Microsoft recently improved important security shortages in the Internet Edge browser after two Cyber ​​security researchers – Vansh Devan from Uttar Pradesh and Shivam Kumar Singh from Haryana – told Microsoft about the same thing.
The duo found “vulnerable codes” involving UXSS (Universal Cross Site Script) in Microsoft Translator who came pre-installed in the Edge browser and reported the same thing under the Bounty Chromium program.
Microsoft paid the highest prize of $ 20,000 (approximately RS 15 lakh) to them.
While Shivam runs its own business and becomes a part-time bug hunt, Vansh has completed his third year in computer science B.Tech from a beautiful professional university and is a cyber security fan.
Security vulnerability, tracked as CVE-2021-34506, has been repaired in the latest release of Microsoft Edge Stable Channel (version 91.0.864.59).
The impact of security weakness is very severe like anyone who visits the website using the Microsoft Edge browser and pressing the Language button Translate to read content in the language they can inject arbitrary code to do whatever they want.
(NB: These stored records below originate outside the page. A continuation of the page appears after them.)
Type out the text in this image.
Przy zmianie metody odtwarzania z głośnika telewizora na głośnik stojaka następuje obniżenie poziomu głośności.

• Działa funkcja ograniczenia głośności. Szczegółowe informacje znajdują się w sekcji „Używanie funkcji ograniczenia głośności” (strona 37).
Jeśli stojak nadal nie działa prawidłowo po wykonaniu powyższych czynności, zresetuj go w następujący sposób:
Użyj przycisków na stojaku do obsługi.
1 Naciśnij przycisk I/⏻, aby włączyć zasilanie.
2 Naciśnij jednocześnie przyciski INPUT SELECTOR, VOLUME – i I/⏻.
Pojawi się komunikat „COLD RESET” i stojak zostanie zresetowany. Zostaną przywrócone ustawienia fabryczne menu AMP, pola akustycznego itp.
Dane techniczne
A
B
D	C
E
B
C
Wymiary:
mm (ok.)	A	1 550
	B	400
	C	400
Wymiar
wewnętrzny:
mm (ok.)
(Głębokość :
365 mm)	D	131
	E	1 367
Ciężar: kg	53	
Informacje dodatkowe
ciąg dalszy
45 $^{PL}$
“We made a profile on Facebook with a name in different languages ​​and load XSS and send friend requests to victims (he uses Microsoft Edge) as soon as he checks his profile he is hacked (SCC popup due to automatic translation),” explained Vansh Devan who runs Cyberxplore Private Limited together with this friend Shivam Kumar Singh.
The only prerequisite for running a simple arbitrary code: Use the Microsoft Edge browser and stay on automatically.
Explain payload, cyberxplore team in their blog posts, “We have written reviews about Google for Hackenews companies with different languages ​​+ xss payload everyone who explores the Link Review (Popup XSS due to automatic translation).” Duo claims that they can even pass YouTube and the Windows Store application exploit this vulnerability.
“Unlike the General XSS attack, UXSS is a type of attack that exploits client-side vulnerabilities in the browser or browser extension to produce conditions of XSS, and carry out malicious code.
When such vulnerabilities are found and exploited, browser behavior is affected and its security features can be passed or Disabled, “he explained.